Crimes against humanity

“Saddam Hanged,” the headline read, adding that U.S. forces were on high alert. The news stopped me—in one of those rare times that a newspaper headline got the news out first. I realized I hadn’t been getting my regular dose of radio/TV news. Rather, we had enjoyed my daughter’s i-Pod playlist on the road trip from the city, and the last TV I saw was the Yule log on Channel 11 on Christmas day. I was out of touch, I guess you’d say.

So it was a shock to see that the death sentence had been carried out, and so swiftly.

There is no love lost between me and Saddam, mind you. Put down your pens, o letter-writers, ye of little faith.

But, hanged. I could not get the image (as yet untelevised, thank God) out of my head.

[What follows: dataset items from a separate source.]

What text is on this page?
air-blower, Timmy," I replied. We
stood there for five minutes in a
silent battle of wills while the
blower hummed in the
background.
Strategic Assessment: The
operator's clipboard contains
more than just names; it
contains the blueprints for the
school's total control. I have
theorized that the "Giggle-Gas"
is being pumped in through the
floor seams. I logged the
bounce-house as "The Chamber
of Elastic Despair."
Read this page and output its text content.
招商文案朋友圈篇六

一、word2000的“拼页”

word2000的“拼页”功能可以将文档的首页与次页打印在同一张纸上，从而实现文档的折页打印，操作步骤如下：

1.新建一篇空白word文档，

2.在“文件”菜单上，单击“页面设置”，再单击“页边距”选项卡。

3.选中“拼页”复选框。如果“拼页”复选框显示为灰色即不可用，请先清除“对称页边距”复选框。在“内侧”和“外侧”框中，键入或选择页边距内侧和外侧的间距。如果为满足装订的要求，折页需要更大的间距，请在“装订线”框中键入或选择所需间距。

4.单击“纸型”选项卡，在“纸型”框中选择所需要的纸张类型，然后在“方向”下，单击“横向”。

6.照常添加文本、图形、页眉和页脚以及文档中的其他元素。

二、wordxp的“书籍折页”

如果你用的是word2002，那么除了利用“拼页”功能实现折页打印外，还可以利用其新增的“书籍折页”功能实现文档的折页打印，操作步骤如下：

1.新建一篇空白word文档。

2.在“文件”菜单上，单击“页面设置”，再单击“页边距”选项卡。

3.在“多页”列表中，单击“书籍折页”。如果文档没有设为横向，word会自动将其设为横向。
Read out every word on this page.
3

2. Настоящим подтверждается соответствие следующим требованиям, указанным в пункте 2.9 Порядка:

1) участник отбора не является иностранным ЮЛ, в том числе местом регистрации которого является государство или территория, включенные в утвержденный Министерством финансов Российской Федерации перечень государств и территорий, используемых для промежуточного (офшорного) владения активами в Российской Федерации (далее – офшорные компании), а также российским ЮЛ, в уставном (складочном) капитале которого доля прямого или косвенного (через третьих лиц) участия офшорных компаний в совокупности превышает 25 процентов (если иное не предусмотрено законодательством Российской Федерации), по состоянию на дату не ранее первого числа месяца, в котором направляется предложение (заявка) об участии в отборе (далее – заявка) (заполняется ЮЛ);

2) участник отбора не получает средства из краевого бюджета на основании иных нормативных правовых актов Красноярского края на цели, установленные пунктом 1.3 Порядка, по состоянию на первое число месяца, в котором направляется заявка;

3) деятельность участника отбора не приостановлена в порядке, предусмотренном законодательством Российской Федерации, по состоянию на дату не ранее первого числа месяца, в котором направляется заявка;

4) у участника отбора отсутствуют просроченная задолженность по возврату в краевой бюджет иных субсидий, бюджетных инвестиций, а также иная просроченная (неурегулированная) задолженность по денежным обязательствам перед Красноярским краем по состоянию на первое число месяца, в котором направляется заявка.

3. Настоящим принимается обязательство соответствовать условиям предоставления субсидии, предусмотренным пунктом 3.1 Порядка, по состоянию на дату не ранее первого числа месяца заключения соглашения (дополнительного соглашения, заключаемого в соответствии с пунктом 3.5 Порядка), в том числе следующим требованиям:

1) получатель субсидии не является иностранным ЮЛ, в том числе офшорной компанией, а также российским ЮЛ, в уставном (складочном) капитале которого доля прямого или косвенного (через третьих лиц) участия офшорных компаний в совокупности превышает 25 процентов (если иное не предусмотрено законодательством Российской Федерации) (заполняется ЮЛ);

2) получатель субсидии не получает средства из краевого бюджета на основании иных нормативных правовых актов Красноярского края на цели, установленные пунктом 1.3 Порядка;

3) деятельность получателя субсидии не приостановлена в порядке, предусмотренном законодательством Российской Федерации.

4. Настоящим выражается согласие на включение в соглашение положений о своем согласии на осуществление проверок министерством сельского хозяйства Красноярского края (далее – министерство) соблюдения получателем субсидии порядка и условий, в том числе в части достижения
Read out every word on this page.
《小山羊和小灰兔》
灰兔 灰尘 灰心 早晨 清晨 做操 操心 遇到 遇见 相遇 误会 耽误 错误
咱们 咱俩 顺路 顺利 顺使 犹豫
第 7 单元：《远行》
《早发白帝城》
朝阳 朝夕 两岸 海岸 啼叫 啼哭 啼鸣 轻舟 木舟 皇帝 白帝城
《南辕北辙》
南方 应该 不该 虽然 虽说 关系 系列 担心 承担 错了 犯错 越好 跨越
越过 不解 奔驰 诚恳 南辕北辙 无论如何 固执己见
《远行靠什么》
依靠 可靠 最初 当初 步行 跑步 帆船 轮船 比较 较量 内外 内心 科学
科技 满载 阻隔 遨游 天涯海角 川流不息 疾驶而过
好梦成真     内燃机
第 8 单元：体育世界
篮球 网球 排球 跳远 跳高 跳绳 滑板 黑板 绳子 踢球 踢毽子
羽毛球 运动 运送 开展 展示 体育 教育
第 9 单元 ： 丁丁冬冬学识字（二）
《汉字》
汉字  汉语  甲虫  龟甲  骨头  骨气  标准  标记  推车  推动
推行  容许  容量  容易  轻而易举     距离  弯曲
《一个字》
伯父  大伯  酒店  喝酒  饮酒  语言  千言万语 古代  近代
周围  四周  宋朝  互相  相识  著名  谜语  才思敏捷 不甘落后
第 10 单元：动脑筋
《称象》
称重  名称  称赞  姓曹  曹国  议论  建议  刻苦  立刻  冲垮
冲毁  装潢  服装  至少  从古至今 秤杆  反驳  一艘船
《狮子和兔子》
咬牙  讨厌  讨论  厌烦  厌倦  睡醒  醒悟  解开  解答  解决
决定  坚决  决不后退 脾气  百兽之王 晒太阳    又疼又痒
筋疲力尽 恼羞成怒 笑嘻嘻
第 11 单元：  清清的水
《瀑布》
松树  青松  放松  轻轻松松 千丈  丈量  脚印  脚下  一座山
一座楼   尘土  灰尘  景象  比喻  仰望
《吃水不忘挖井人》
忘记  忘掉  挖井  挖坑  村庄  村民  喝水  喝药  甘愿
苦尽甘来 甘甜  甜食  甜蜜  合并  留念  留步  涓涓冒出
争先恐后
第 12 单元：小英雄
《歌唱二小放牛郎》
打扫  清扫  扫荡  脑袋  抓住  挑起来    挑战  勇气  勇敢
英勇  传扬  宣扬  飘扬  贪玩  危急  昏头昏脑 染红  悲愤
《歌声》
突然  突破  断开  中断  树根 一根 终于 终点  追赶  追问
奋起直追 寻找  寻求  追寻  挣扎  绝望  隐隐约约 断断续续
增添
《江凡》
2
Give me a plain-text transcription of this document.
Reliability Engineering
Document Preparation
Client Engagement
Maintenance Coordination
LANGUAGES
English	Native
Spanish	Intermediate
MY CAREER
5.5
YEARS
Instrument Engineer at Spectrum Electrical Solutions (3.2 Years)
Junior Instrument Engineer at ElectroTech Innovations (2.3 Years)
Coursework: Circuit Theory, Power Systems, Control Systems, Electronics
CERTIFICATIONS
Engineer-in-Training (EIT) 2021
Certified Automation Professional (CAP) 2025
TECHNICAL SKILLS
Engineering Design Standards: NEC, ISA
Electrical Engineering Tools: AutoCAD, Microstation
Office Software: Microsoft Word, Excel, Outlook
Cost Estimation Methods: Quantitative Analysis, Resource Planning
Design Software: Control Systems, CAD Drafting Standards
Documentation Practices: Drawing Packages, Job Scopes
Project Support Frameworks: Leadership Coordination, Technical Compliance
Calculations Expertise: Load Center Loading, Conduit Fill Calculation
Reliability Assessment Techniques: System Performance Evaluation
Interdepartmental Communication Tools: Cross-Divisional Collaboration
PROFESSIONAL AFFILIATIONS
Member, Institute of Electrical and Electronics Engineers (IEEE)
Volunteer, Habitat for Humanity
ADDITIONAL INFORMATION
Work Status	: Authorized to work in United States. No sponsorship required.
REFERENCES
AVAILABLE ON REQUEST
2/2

This was a man who just weeks ago vigorously denounced his accusers in court. A man who was clearly full of life, however misguided, and full of the desire to continue to live, even in captivity. Most of us cannot imagine a life spent in captivity, but, if we could, we would certainly choose it over the alternative of death. (Unless we’re from New Hampshire, where the constant barrage of Presidential primaries has instilled a zealous brand of liberty, foreign to most of us. “LIVE FREE OR DIE,” reads the New Hamphire license plate motto.)

Anyway, the news of the dictator’s death came as a shock to my system. It was yet more evidence of the brutality of our world. The brutality we still hold on to, even in our “enlightened age.” I was embarrassed to tell my children this news, knowing it was done in my name, and theirs, too. Murder was once again on our hands. My daughter was appropriately outraged, I am grateful to say.

I remember the first time I had to explain the concept of capital punishment to her, and watch the disintegration of hope in her eyes. It was clear to me that in that instant, she lost faith in the infallibility of grown-ups. Up to that point she had always expected them to do what was right. Or at least to know right from wrong.

In our city neighborhood, I regularly pass by posters on lamp posts that proclaim the innocence of Mumia Abu-Jamal, the convicted cop-killer who has lived on death row for 25 years. Sentenced to die at the hands of the state, he has enjoyed life behind bars—a brutal life, no doubt, with fear engraved in every moment, but life, with the relative freedom to think and dream and write and work and imagine, maybe even to love. Who would not choose that, over hanging?

But Mumia proclaims he is innocent. There seems little doubt that Saddam was guilty of mass murder and torture. Should my rigid sense of propriety regarding the death sentence yield to such strong evidence of guilt? But it’s not just the fear of the all-too-common fallibility of man that convinces me death-by-state is wrong. And it is not fear of retribution that fuels my distaste for this crime against humanity known as execution. It is the utter lack of respect for life, for life outside human control, that disturbs me. That we think we know enough to take a life is a kind of hubris I find deplorable.